New immunological mechanism of atherosclerosis

Atherosclerosis is a central cause of cardiovascular disease, which is the leading cause of death in both Sweden and globally. In recent years, research has shown that atherosclerosis is a vascular inflammation, where immunological cells such as T cells and dendritic cells play an important role. An immunological activation in atherosclerosis plaques is likely to be an important mechanism of disease such as heart attack and stroke.

In the current study, the research group led by Professor Johan Frostegård raised the question why these immunological cells are activated and whether it is possible to reduce the inflammation by suppressing the activity of the cells.

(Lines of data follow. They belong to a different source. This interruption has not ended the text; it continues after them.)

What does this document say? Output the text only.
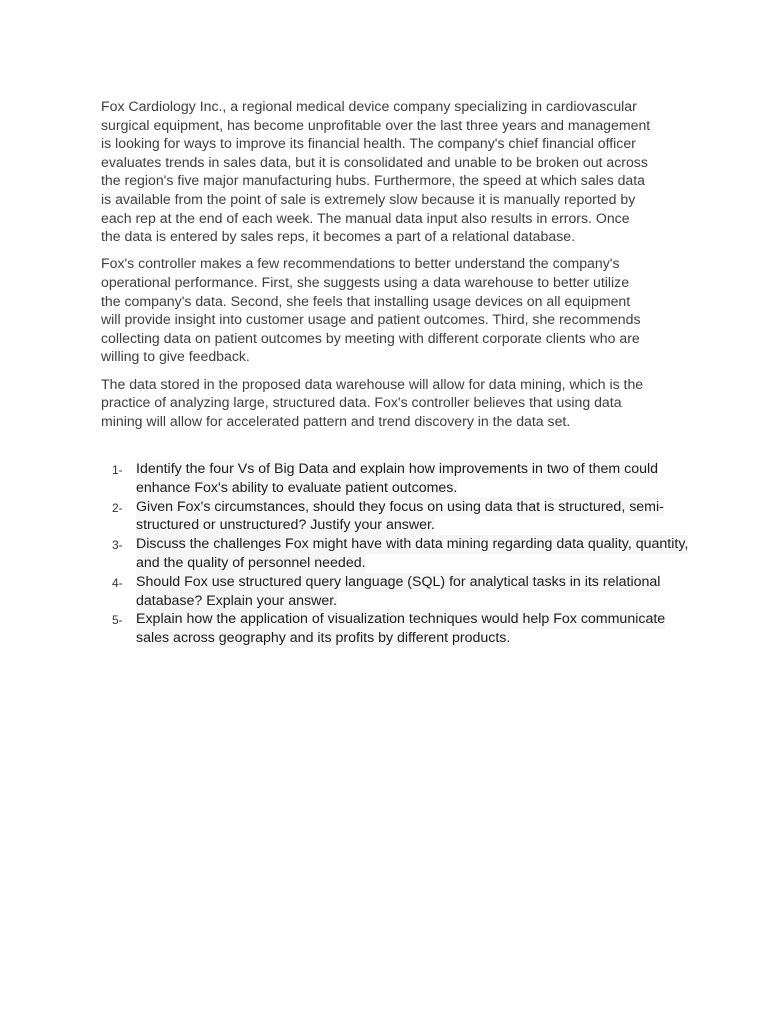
Fox Cardiology Inc., a regional medical device company specializing in cardiovascular
surgical equipment, has become unprofitable over the last three years and management
is looking for ways to improve its financial health. The company's chief financial officer
evaluates trends in sales data, but it is consolidated and unable to be broken out across
the region's five major manufacturing hubs. Furthermore, the speed at which sales data
is available from the point of sale is extremely slow because it is manually reported by
each rep at the end of each week. The manual data input also results in errors. Once
the data is entered by sales reps, it becomes a part of a relational database.

Fox's controller makes a few recommendations to better understand the company's
operational performance. First, she suggests using a data warehouse to better utilize
the company's data. Second, she feels that installing usage devices on all equipment
will provide insight into customer usage and patient outcomes. Third, she recommends
collecting data on patient outcomes by meeting with different corporate clients who are
willing to give feedback.

The data stored in the proposed data warehouse will allow for data mining, which is the
practice of analyzing large, structured data. Fox's controller believes that using data
mining will allow for accelerated pattern and trend discovery in the data set.

1- Identify the four Vs of Big Data and explain how improvements in two of them could
enhance Fox's ability to evaluate patient outcomes.
2- Given Fox's circumstances, should they focus on using data that is structured, semi-
structured or unstructured? Justify your answer.
3- Discuss the challenges Fox might have with data mining regarding data quality, quantity,
and the quality of personnel needed.
4- Should Fox use structured query language (SQL) for analytical tasks in its relational
database? Explain your answer.
5- Explain how the application of visualization techniques would help Fox communicate
sales across geography and its profits by different products.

The atherosclerosis plaques consist of rancid fat in the form of lipoprotein, dead cells and immunologically active cells - ie an active inflammation. The body's defense system cannot handle the rancid fat and the dead cells, but these accumulate in the vessels. When the fat is oxidized, various oxidation products are formed, including the fatty substance malondialdehyde (MDA) which binds to proteins.

The research results now show that MDA conjugated with albumin can activate T cells from the plaque, both directly and indirectly via dendritic cells, and that the effect can be inhibited by antibodies against MDA. This identification of a mechanism for how T cells can be activated in atherosclerosis opens up possibilities for a new treatment where T cell activation can be modulated and inhibited.